I call BS! I hear scraping all the time in mornings during the winter.

Yeah just like here. If it’s more than just a little bit, the equipment and employees are just not there. They clear the highway, interstate and roads to the hospital.

Most of the time our big danger is ice… black ice is especially sporty.

Oh yeah. Especially with slopes and people who haven’t spent their entire lives driving on it.

Being from the Midwest I had a few surprise office closures from snow. I did not expect that.

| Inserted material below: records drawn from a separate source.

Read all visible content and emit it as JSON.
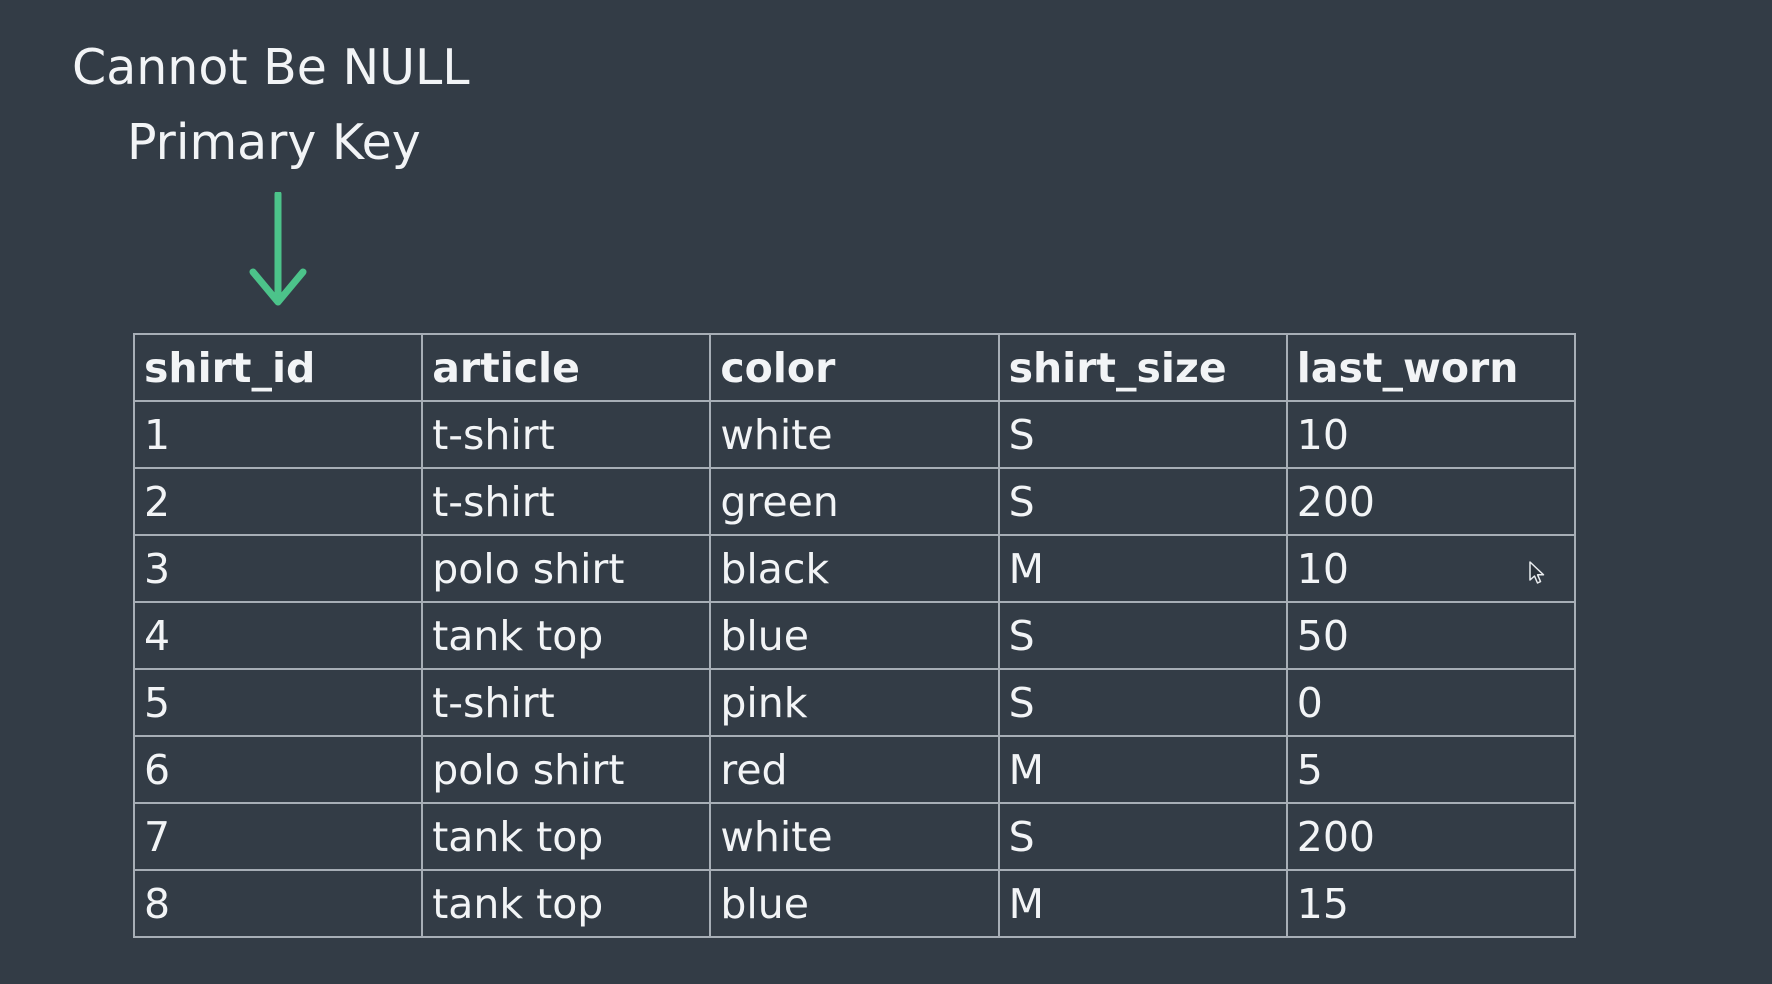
{
  "caption": {
    "line1": "Cannot Be NULL",
    "line2": "Primary Key",
    "arrow_color": "#4cc38a",
    "arrow_icon": "arrow-down-icon"
  },
  "table": {
    "columns": [
      "shirt_id",
      "article",
      "color",
      "shirt_size",
      "last_worn"
    ],
    "rows": [
      [
        "1",
        "t-shirt",
        "white",
        "S",
        "10"
      ],
      [
        "2",
        "t-shirt",
        "green",
        "S",
        "200"
      ],
      [
        "3",
        "polo shirt",
        "black",
        "M",
        "10"
      ],
      [
        "4",
        "tank top",
        "blue",
        "S",
        "50"
      ],
      [
        "5",
        "t-shirt",
        "pink",
        "S",
        "0"
      ],
      [
        "6",
        "polo shirt",
        "red",
        "M",
        "5"
      ],
      [
        "7",
        "tank top",
        "white",
        "S",
        "200"
      ],
      [
        "8",
        "tank top",
        "blue",
        "M",
        "15"
      ]
    ]
  },
  "colors": {
    "background": "#333c46",
    "text": "#f2f4f6",
    "grid": "#a7aeb6"
  }
}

Ok, I don’t get it. Why would anyone use a snow shovel for anything except for narrow spaces? :) They’re inefficient no matter how much snow there is, and the ergonomics are horrible. I don’t know the English word, but a “lumikola” pictured below is what basically everyone would use in northern Finland for clearing driveways etc:

https://www.fiskars.com/fi-fi/puutarhanhoito/tuotteet/lumi-autotyokalut/snowxpert-lumikola-1003470

These would typically be about 60-80 cm wide, are really easy to scoop the snow up with and move it around, and (as demonstrated by the last image on that page) there’s a simple technique of tossing even the full 50 liter load on top of the snow pile, where it’s boosted with the leg. Way easier on the back than trying to use leverage on a shovel to toss snow.

Does this not exist in North America, or is it covered by what you’d call a shovel?